Woman's case to be dropped after five years

December 25, 2010|By MATTHEW UMSTEAD |

MARTINSBURG, W.Va. — Crystal A. Ward maintained her innocence from the beginning. Yet, only in the last week and nearly six years after the Berkeley County woman was charged with two felony counts of child abuse, has action been taken to adjudicate her case.

“There’s an order sitting before the judge to dismiss (the case),” Jefferson County Prosecuting Attorney Ralph Lorenzetti said in an interview Wednesday.

The charges, unbeknownst to Ward until recently, have been pending in Jefferson County Circuit Court since July 2005.

While Ward’s former boyfriend ultimately went to prison after he pleaded guilty to abusing her then 7-year-old son, she wasn’t indicted, but the case remained open and the charges appear to be pending. After checking with her court-appointed attorney about the status of her case in the months that followed, Ward said she was told she had nothing to worry about, that the charges would just go away.

They didn’t.

Last month, when an area financial services company cited her background investigation report as the reason for not hiring her, Ward thought her credit history was to blame.

“It didn’t even dawn on me that this wasn’t over with,” Ward said.
A second employer subsequently terminated her on Dec. 17 after she was hired contingent upon a background investigation, she said.

The background report indicated the charges were pending, but Ward said the only thing she was ever guilty of in her life was having a headlight out on her car and she said she paid the ticket.

“Now, I’m going to move on with my life,” Ward said tearfully after learning of the developments in her case last week.

“For the first time in a really long time, I’m crying tears of joy,” she said.
Since her arrest warrant was issued by Magistrate William E. Senseney on March 8, 2005, Ward, 35, said she went to parenting classes and counseling sessions as part of a court-ordered regiment to regain custody of her son and his older brother.
“I did everything the courts wanted and then some,” Ward said.

Picking up the pieces


Ward, who worked at AB&C Group in Ranson, W.Va., when she was arrested, said she has since struggled to get a decent paying job.

“When you haven’t been convicted of a crime, I don’t see why that’s got to show up on your background,” Ward said.
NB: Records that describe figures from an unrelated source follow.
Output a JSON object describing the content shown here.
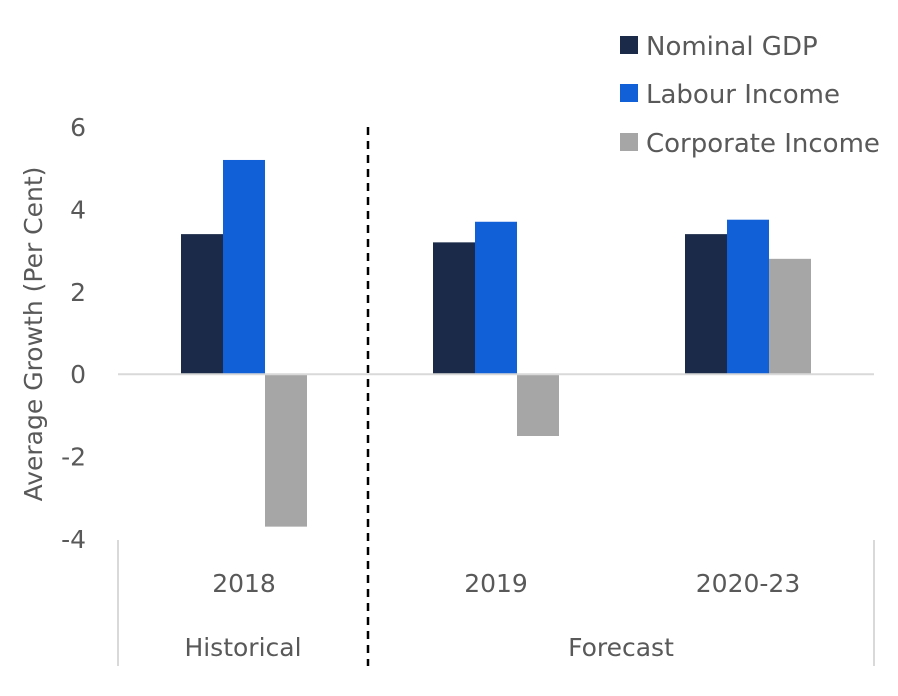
{
  "chart_data": {
    "type": "bar",
    "categories": [
      "2018",
      "2019",
      "2020-23"
    ],
    "groups": [
      "Historical",
      "Forecast"
    ],
    "series": [
      {
        "name": "Nominal GDP",
        "color": "#1b2a48",
        "values": [
          3.4,
          3.2,
          3.4
        ]
      },
      {
        "name": "Labour Income",
        "color": "#1160d8",
        "values": [
          5.2,
          3.7,
          3.75
        ]
      },
      {
        "name": "Corporate Income",
        "color": "#a6a6a6",
        "values": [
          -3.7,
          -1.5,
          2.8
        ]
      }
    ],
    "ylabel": "Average Growth (Per Cent)",
    "ylim": [
      -4,
      6
    ],
    "yticks": [
      -4,
      -2,
      0,
      2,
      4,
      6
    ],
    "legend_position": "top-right",
    "grid": false,
    "divider": "dashed line between Historical and Forecast"
  }
}
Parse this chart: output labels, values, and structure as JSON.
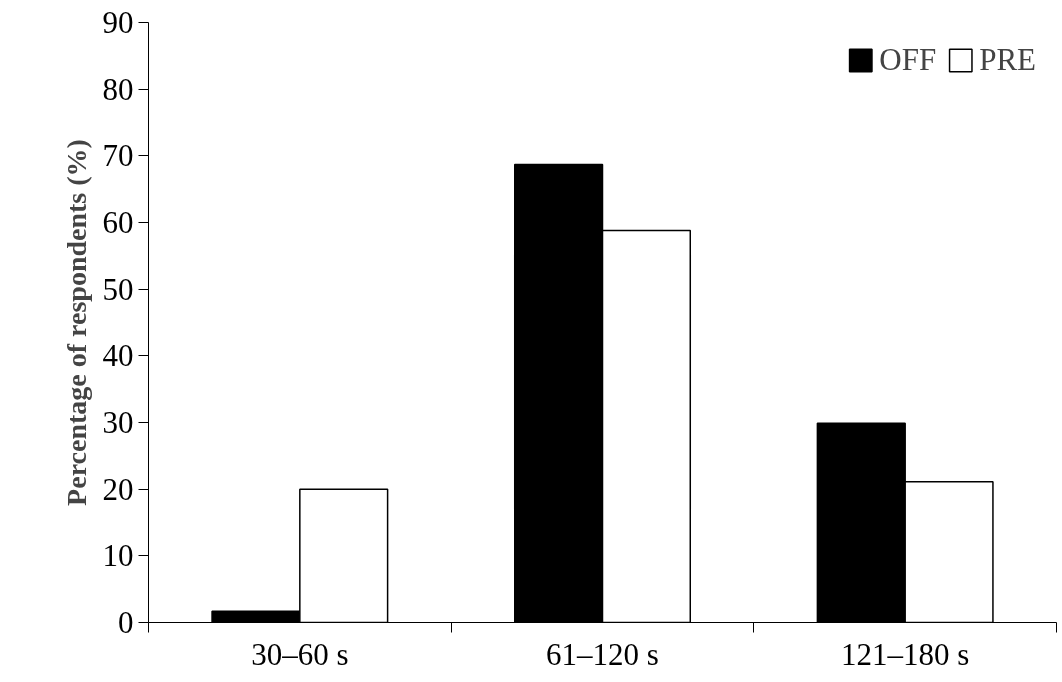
{
  "chart_data": {
    "type": "bar",
    "ylabel": "Percentage of respondents (%)",
    "categories": [
      "30–60 s",
      "61–120 s",
      "121–180 s"
    ],
    "series": [
      {
        "name": "OFF",
        "color": "#000000",
        "values": [
          1.7,
          68.7,
          29.9
        ]
      },
      {
        "name": "PRE",
        "color": "#ffffff",
        "values": [
          20,
          58.8,
          21.1
        ]
      }
    ],
    "ylim": [
      0,
      90
    ],
    "yticks": [
      0,
      10,
      20,
      30,
      40,
      50,
      60,
      70,
      80,
      90
    ],
    "grid": false,
    "legend": "top right"
  }
}
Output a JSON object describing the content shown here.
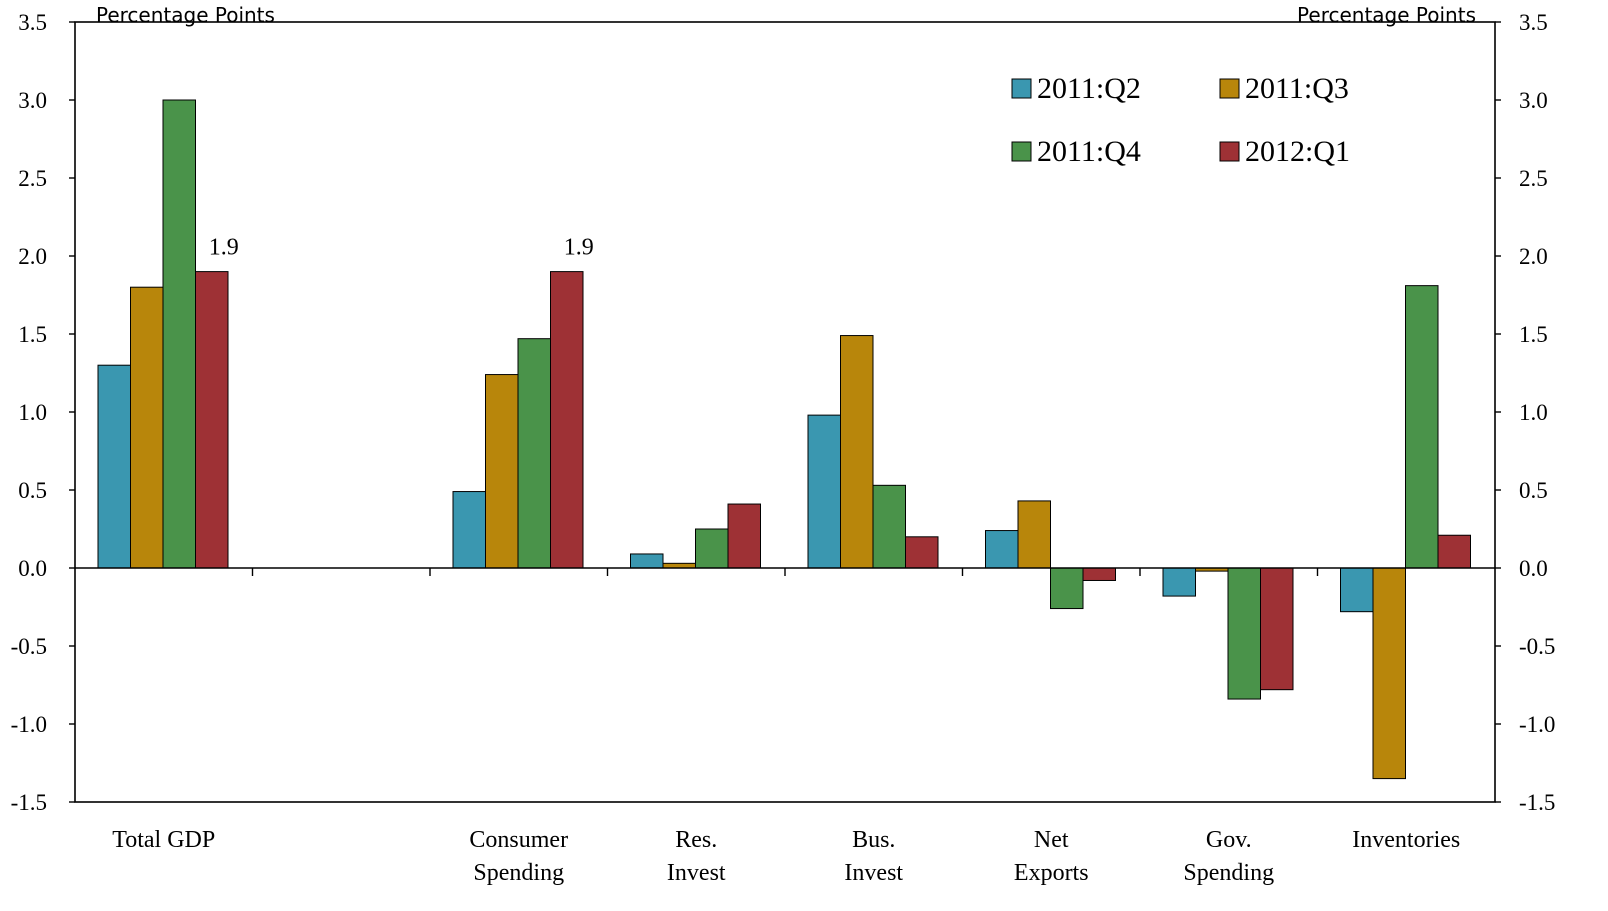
{
  "chart_data": {
    "type": "bar",
    "title": "",
    "y_unit_left": "Percentage Points",
    "y_unit_right": "Percentage Points",
    "ylim": [
      -1.5,
      3.5
    ],
    "yticks": [
      "-1.5",
      "-1.0",
      "-0.5",
      "0.0",
      "0.5",
      "1.0",
      "1.5",
      "2.0",
      "2.5",
      "3.0",
      "3.5"
    ],
    "ytick_values": [
      -1.5,
      -1.0,
      -0.5,
      0.0,
      0.5,
      1.0,
      1.5,
      2.0,
      2.5,
      3.0,
      3.5
    ],
    "grid": false,
    "legend_position": "top-right",
    "categories": [
      [
        "Total GDP"
      ],
      [
        ""
      ],
      [
        "Consumer",
        "Spending"
      ],
      [
        "Res.",
        "Invest"
      ],
      [
        "Bus.",
        "Invest"
      ],
      [
        "Net",
        "Exports"
      ],
      [
        "Gov.",
        "Spending"
      ],
      [
        "Inventories"
      ]
    ],
    "series": [
      {
        "name": "2011:Q2",
        "color": "#3A97B0",
        "values": [
          1.3,
          null,
          0.49,
          0.09,
          0.98,
          0.24,
          -0.18,
          -0.28
        ]
      },
      {
        "name": "2011:Q3",
        "color": "#B8860B",
        "values": [
          1.8,
          null,
          1.24,
          0.03,
          1.49,
          0.43,
          -0.02,
          -1.35
        ]
      },
      {
        "name": "2011:Q4",
        "color": "#4A934A",
        "values": [
          3.0,
          null,
          1.47,
          0.25,
          0.53,
          -0.26,
          -0.84,
          1.81
        ]
      },
      {
        "name": "2012:Q1",
        "color": "#9E3135",
        "values": [
          1.9,
          null,
          1.9,
          0.41,
          0.2,
          -0.08,
          -0.78,
          0.21
        ]
      }
    ],
    "annotations": [
      {
        "category_index": 0,
        "series_index": 3,
        "text": "1.9"
      },
      {
        "category_index": 2,
        "series_index": 3,
        "text": "1.9"
      }
    ]
  }
}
Ward also expressed disappointment with the attorneys who have handled her case and wondered why she didn’t have had an opportunity to more quickly clear her name.

Ward’s court-appointed attorney, Aaron Amore, said Thursday that he wasn’t at liberty to discuss her case.

“There’s really nothing a defense attorney can do to force the prosecutor to present the case to a grand jury,” said Amore, adding that the prosecuting attorney has the prerogative to have charges dismissed.

By the numbers

Ward’s pending case has plenty of company.

According to a case record report generated last week by Jefferson County Circuit Clerk Laura Rattenni, there are more than 200 open, “bound over” cases that are older than Ward’s case, dating back to 1997. From 1997 through 2008, there were 397 open bound over cases.

Felony charges, if not dismissed, are typically bound over from magistrate court to circuit court where they are assigned a “B” case number. They remain pending in circuit court until the prosecutor’s office presents the evidence to the grand jury for indictment. If the jury returns an indictment, the case is assigned to a circuit judge and the individual is then prosecuted on the charges.

In Berkeley County, only one case opened in 2005 in circuit court still has not been closed, but none of the remaining open cases are older than 2007, according to a report generated last week by Circuit Clerk Virginia M. Sine. Through 2008, there were 50 open cases in Berkeley County.

Lorenzetti, who took office in 2009, said his office only recently acquired a case management computer system, which he said will help prosecutors better track the status of pending cases.

“The judge went through some of these one time and had us look at them,” Lorenzetti said. “His legal assistant gave me about 100 cases when I first came in and said, ‘why are these sitting around?’ We took care of those.”

The prosecuting attorney said he believes there were specific reasons each case was left open, but also noted state law does not give his office a time limit or statute of limitations to prosecute someone on a felony charge.

“We probably should look at them some more once we get our computer system up,” Lorenzetti said.